Révolution sociale ou socialiste ?

Dans son billet du jour, Favilla nous présente les revendications salariales des employés chinois comme une révolution socialiste similaire à celles qu’a connues l’Europe au 19ème siècle.

Sans doute pense-t-il qu’une mobilisation des ouvriers pour être rémunérés selon la richesse qu’ils créent est le symbole d’une lutte entre prolétaires et capitalistes ?

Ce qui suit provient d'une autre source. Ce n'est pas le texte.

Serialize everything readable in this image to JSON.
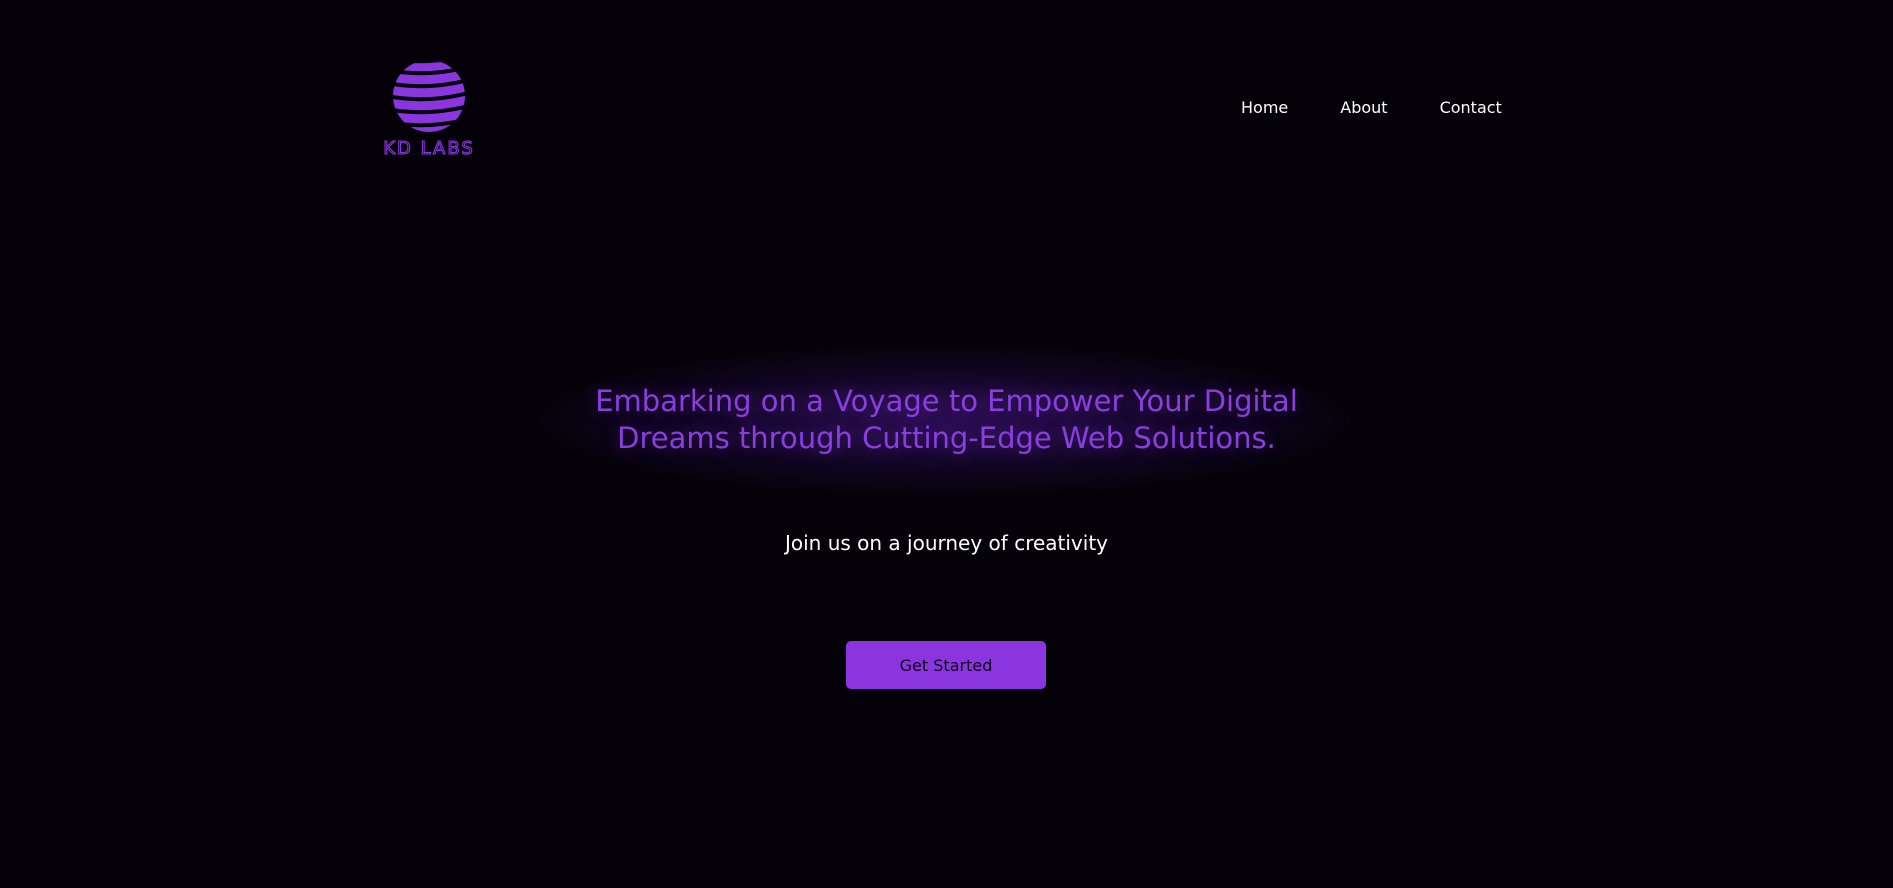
{
  "brand": {
    "name": "KD LABS",
    "logo_icon": "striped-globe-icon",
    "accent_color": "#8a35de"
  },
  "nav": {
    "items": [
      {
        "label": "Home"
      },
      {
        "label": "About"
      },
      {
        "label": "Contact"
      }
    ]
  },
  "hero": {
    "headline_line1": "Embarking on a Voyage to Empower Your Digital",
    "headline_line2": "Dreams through Cutting-Edge Web Solutions.",
    "tagline": "Join us on a journey of creativity",
    "cta_label": "Get Started"
  },
  "colors": {
    "background": "#040208",
    "headline": "#8a3ee0",
    "text": "#ffffff",
    "button": "#8a35de"
  }
}
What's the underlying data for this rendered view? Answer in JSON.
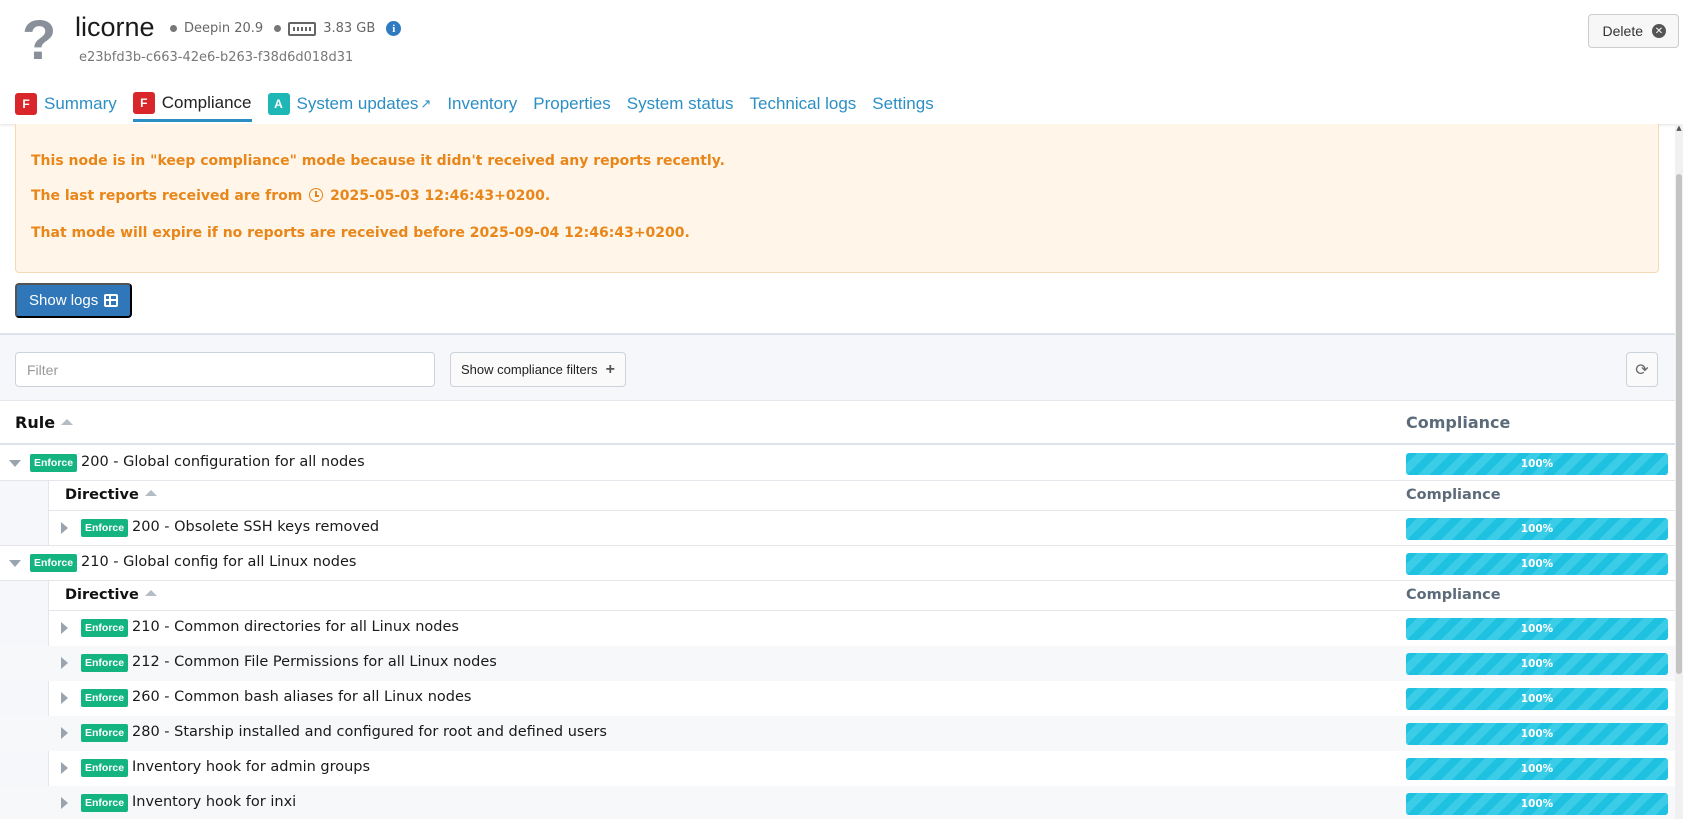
{
  "node": {
    "name": "licorne",
    "os": "Deepin 20.9",
    "ram": "3.83 GB",
    "uuid": "e23bfd3b-c663-42e6-b263-f38d6d018d31",
    "delete_label": "Delete"
  },
  "tabs": [
    {
      "badge": "F",
      "badge_color": "#d9262b",
      "label": "Summary"
    },
    {
      "badge": "F",
      "badge_color": "#d9262b",
      "label": "Compliance",
      "active": true
    },
    {
      "badge": "A",
      "badge_color": "#1fb6b6",
      "label": "System updates"
    },
    {
      "label": "Inventory"
    },
    {
      "label": "Properties"
    },
    {
      "label": "System status"
    },
    {
      "label": "Technical logs"
    },
    {
      "label": "Settings"
    }
  ],
  "warning": {
    "line1": "This node is in \"keep compliance\" mode because it didn't received any reports recently.",
    "line2_prefix": "The last reports received are from",
    "line2_date": "2025-05-03 12:46:43+0200",
    "line2_suffix": ".",
    "line3": "That mode will expire if no reports are received before 2025-09-04 12:46:43+0200."
  },
  "show_logs_label": "Show logs",
  "filter": {
    "placeholder": "Filter",
    "compliance_filters_label": "Show compliance filters"
  },
  "table": {
    "rule_header": "Rule",
    "compliance_header": "Compliance",
    "directive_header": "Directive",
    "enforce_label": "Enforce",
    "rules": [
      {
        "name": "200 - Global configuration for all nodes",
        "compliance": "100%",
        "directives": [
          {
            "name": "200 - Obsolete SSH keys removed",
            "compliance": "100%"
          }
        ]
      },
      {
        "name": "210 - Global config for all Linux nodes",
        "compliance": "100%",
        "directives": [
          {
            "name": "210 - Common directories for all Linux nodes",
            "compliance": "100%"
          },
          {
            "name": "212 - Common File Permissions for all Linux nodes",
            "compliance": "100%"
          },
          {
            "name": "260 - Common bash aliases for all Linux nodes",
            "compliance": "100%"
          },
          {
            "name": "280 - Starship installed and configured for root and defined users",
            "compliance": "100%"
          },
          {
            "name": "Inventory hook for admin groups",
            "compliance": "100%"
          },
          {
            "name": "Inventory hook for inxi",
            "compliance": "100%"
          }
        ]
      }
    ]
  }
}
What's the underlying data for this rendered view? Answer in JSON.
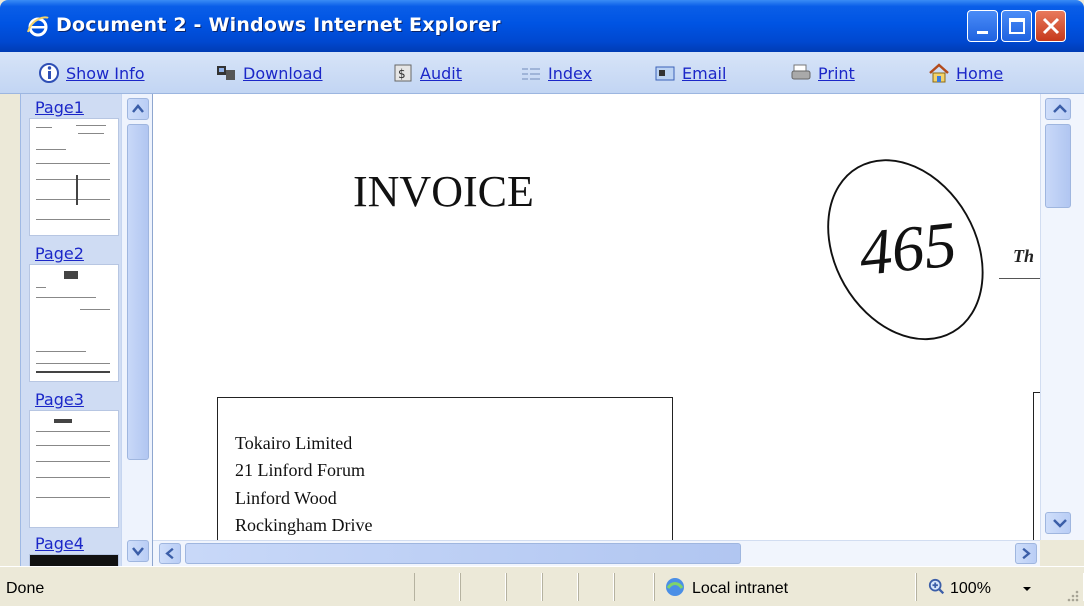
{
  "window": {
    "title": "Document 2 - Windows Internet Explorer"
  },
  "toolbar": {
    "items": [
      {
        "label": "Show Info",
        "icon": "info-icon"
      },
      {
        "label": "Download",
        "icon": "download-icon"
      },
      {
        "label": "Audit",
        "icon": "audit-icon"
      },
      {
        "label": "Index",
        "icon": "index-icon"
      },
      {
        "label": "Email",
        "icon": "email-icon"
      },
      {
        "label": "Print",
        "icon": "print-icon"
      },
      {
        "label": "Home",
        "icon": "home-icon"
      }
    ]
  },
  "thumbnails": {
    "pages": [
      "Page1",
      "Page2",
      "Page3",
      "Page4"
    ]
  },
  "document": {
    "heading": "INVOICE",
    "stamp": "465",
    "partial_text": "Th",
    "address": [
      "Tokairo Limited",
      "21 Linford Forum",
      "Linford Wood",
      "Rockingham Drive"
    ]
  },
  "status": {
    "state": "Done",
    "zone": "Local intranet",
    "zoom": "100%"
  },
  "colors": {
    "titlebar": "#0054e3",
    "link": "#1b27c8",
    "statusbar": "#ece9d8"
  }
}
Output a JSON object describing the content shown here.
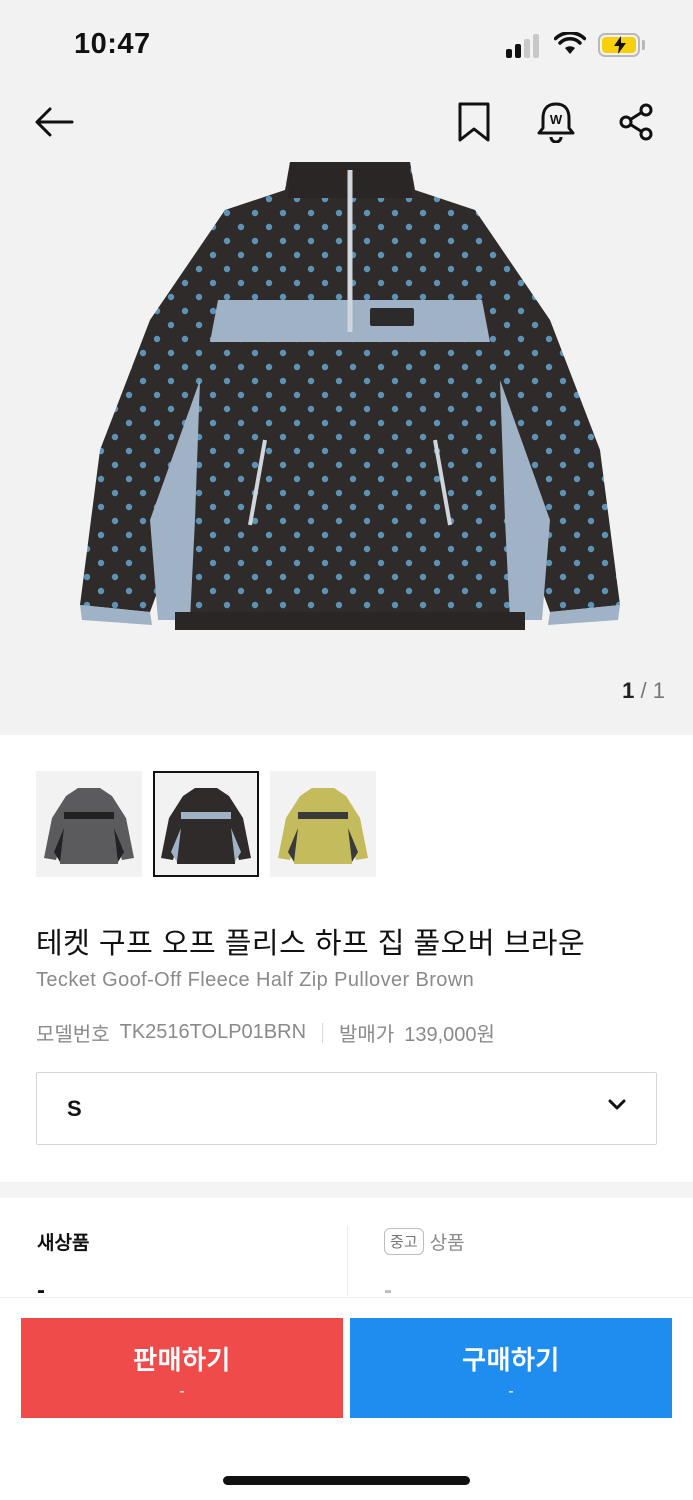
{
  "status_bar": {
    "time": "10:47",
    "battery_color": "#f6d10b"
  },
  "nav": {
    "back_icon": "arrow-left-icon",
    "bookmark_icon": "bookmark-icon",
    "alert_icon": "price-alert-bell-icon",
    "share_icon": "share-icon"
  },
  "gallery": {
    "current": "1",
    "separator": "/",
    "total": "1"
  },
  "thumbnails": [
    {
      "name": "charcoal"
    },
    {
      "name": "brown",
      "selected": true
    },
    {
      "name": "khaki"
    }
  ],
  "product": {
    "title_ko": "테켓 구프 오프 플리스 하프 집 풀오버 브라운",
    "title_en": "Tecket Goof-Off Fleece Half Zip Pullover Brown",
    "model_label": "모델번호",
    "model_value": "TK2516TOLP01BRN",
    "release_label": "발매가",
    "release_value": "139,000원"
  },
  "size_select": {
    "value": "S"
  },
  "prices": {
    "new_label": "새상품",
    "new_value": "-",
    "used_badge": "중고",
    "used_label": "상품",
    "used_value": "-"
  },
  "actions": {
    "sell_label": "판매하기",
    "sell_sub": "-",
    "buy_label": "구매하기",
    "buy_sub": "-",
    "sell_color": "#ef4b4b",
    "buy_color": "#1f8cf0"
  }
}
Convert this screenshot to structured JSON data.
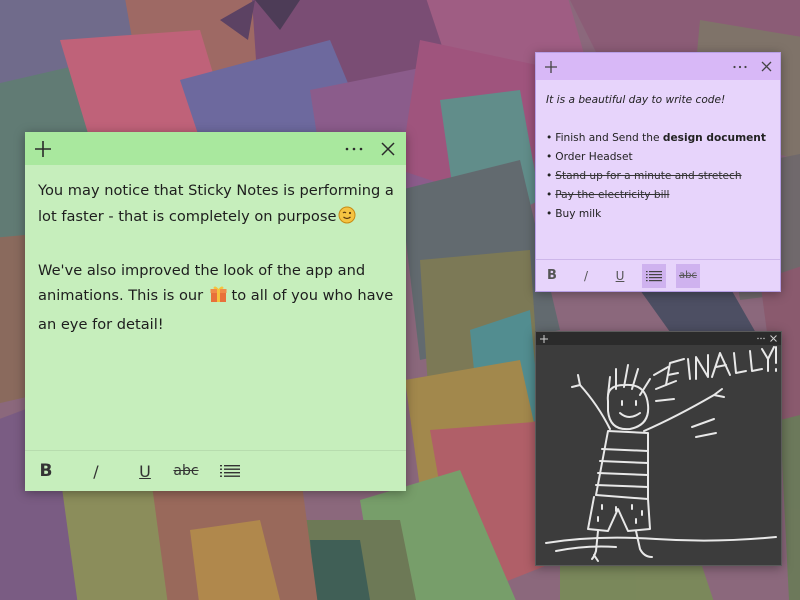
{
  "desktop": {
    "background": "#8e6a7a"
  },
  "notes": {
    "green": {
      "color": "#c6eebc",
      "titlebar_color": "#a9e89e",
      "icons": {
        "add": "plus-icon",
        "menu": "more-icon",
        "close": "close-icon"
      },
      "paragraphs": [
        {
          "text": "You may notice that Sticky Notes is performing a lot faster - that is completely on purpose",
          "emoji": "winking-face-emoji"
        },
        {
          "before": "We've also improved the look of the app and animations. This is our",
          "emoji": "gift-emoji",
          "after": "to all of you who have an eye for detail!"
        }
      ],
      "toolbar": {
        "bold": "B",
        "italic": "/",
        "underline": "U",
        "strikethrough": "abc",
        "list": "list-icon"
      }
    },
    "purple": {
      "color": "#e7d4fb",
      "titlebar_color": "#d8b8f7",
      "icons": {
        "add": "plus-icon",
        "menu": "more-icon",
        "close": "close-icon"
      },
      "headline": "It is a beautiful day to write code!",
      "items": [
        {
          "text": "Finish and Send the ",
          "bold": "design document",
          "done": false
        },
        {
          "text": "Order Headset",
          "bold": "",
          "done": false
        },
        {
          "text": "Stand up for a minute and stretech",
          "bold": "",
          "done": true
        },
        {
          "text": "Pay the electricity bill",
          "bold": "",
          "done": true
        },
        {
          "text": "Buy milk",
          "bold": "",
          "done": false
        }
      ],
      "bullet": "•",
      "toolbar": {
        "bold": "B",
        "italic": "/",
        "underline": "U",
        "strikethrough": "abc",
        "list": "list-icon",
        "active": [
          "list",
          "strikethrough"
        ]
      }
    },
    "dark": {
      "color": "#3c3c3c",
      "icons": {
        "add": "plus-icon",
        "menu": "more-icon",
        "close": "close-icon"
      },
      "ink_text": "FINALLY!",
      "ink_color": "#e8e8e8"
    }
  }
}
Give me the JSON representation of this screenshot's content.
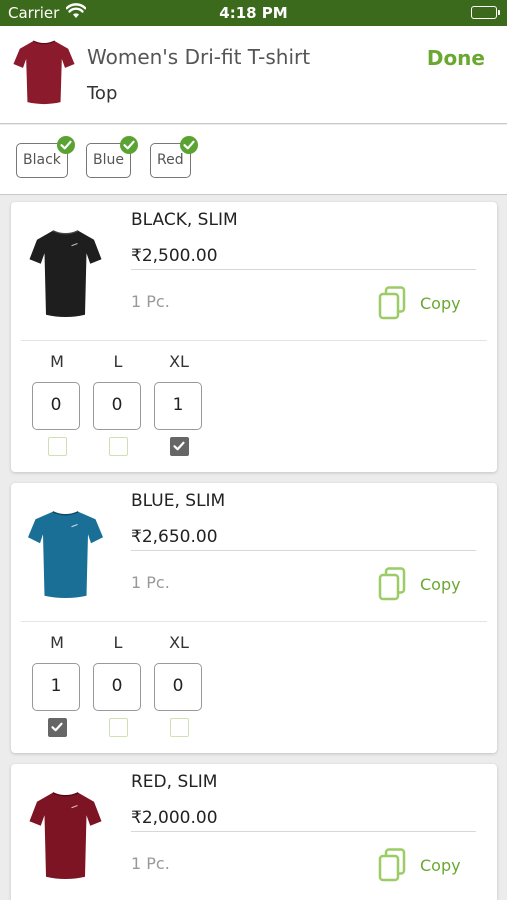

Dans ce cas, comment expliquer que ce sont les analyses « libérales » qui concluent toujours à la nécessité de protéger la partie la plus faible dans un contrat et particulièrement un contrat de travail ? A-t-il oublié que la naissance des syndicats est l’œuvre des penseurs libéraux ? Peut-être pense-t-il que la raison des suicides en Chine, ainsi que les récents lynchages d’enfants sont le fait de patrons qui ont aliéné leurs employés plutôt que l’expression d’un sentiment d’impuissance face à un pays qui « régule » l’information ou contrôle les créations d’entreprises pour ceux qui n’appartiennent pas au Parti ?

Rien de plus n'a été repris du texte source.